8 Anggota DPRD Jabar Mengundurkan Diri, Maju Pilkada 2024
Terasjabar.co – DPRD Provinsi Jawa Barat simultan memproses mekanisme Penggantian Antarwaktu (PAW) di tengah Anggota DPRD yang sedang membahas tata tertib dewan. Pasalnya, tercatat terdapat delapan anggota dewan yang maju pada Pilkada 2024 di sejumlah daerah.
Diketahui, anggota dewan yang telah resmi mengundurkan diri yaitu dari Partai Gerindra terdapat Gina Fadila Swara yang maju sebagai calon Wakil Bupati Karawang, Kholik Qodratullah sebagai calon Bupati Bekasi, dan Viman Alfarizi Ramadhan sebagai calon Wali Kota Tasikmalaya.
Sementara itu, dari Partai Golkar, terdapat Denden Nasihin yang mencalonkan diri sebagai Bupati Cianjur, Anne Ratna Mustika sebagai Bupati Purwakarta, Reynaldy Putra Anindita Budi Raemi sebagai calon Bupati Subang, dan Edi Rusyandi sebagai calon Bupati Bandung Barat. Dari Partai PKB, Tobroni satu-satunya calon yang maju sebagai Bupati Indramayu.
“PAW lagi diproses, karena mereka mundur setelah kemarin ada penetapan,” kata Ineu Purwadewi Sundari yang merupakan perwakilan dari DPRD Jabar dan ketua Fraksi PDIP, Kamis (26/9/2024).
AKD Belum Terbentuk
Dikatakan Ineu, saat ini memang alat kelengkapan dewan (AKD) belum terbentuk.
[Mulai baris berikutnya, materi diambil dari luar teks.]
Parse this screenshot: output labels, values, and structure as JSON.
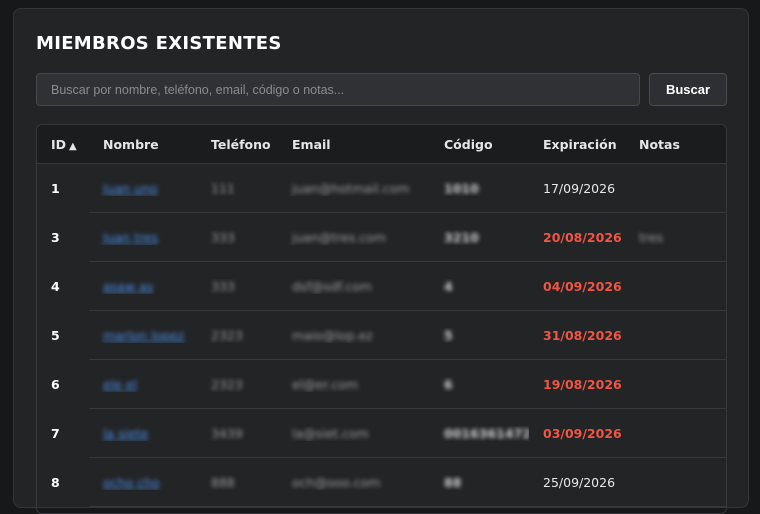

Hal itu bukan berarti PAW dilakukan setelah AKD lengkap.
“Prosesnya simultan, sebentar lagi kalau sudah pimpinan definitif langsung pembentukan AKD. Sementara PAW kalau prosesnya sudah selesai dari kemendagri, nanti langsung dilakukan pelantikan PAW oleh Ketua DPRD,” ungkapnya.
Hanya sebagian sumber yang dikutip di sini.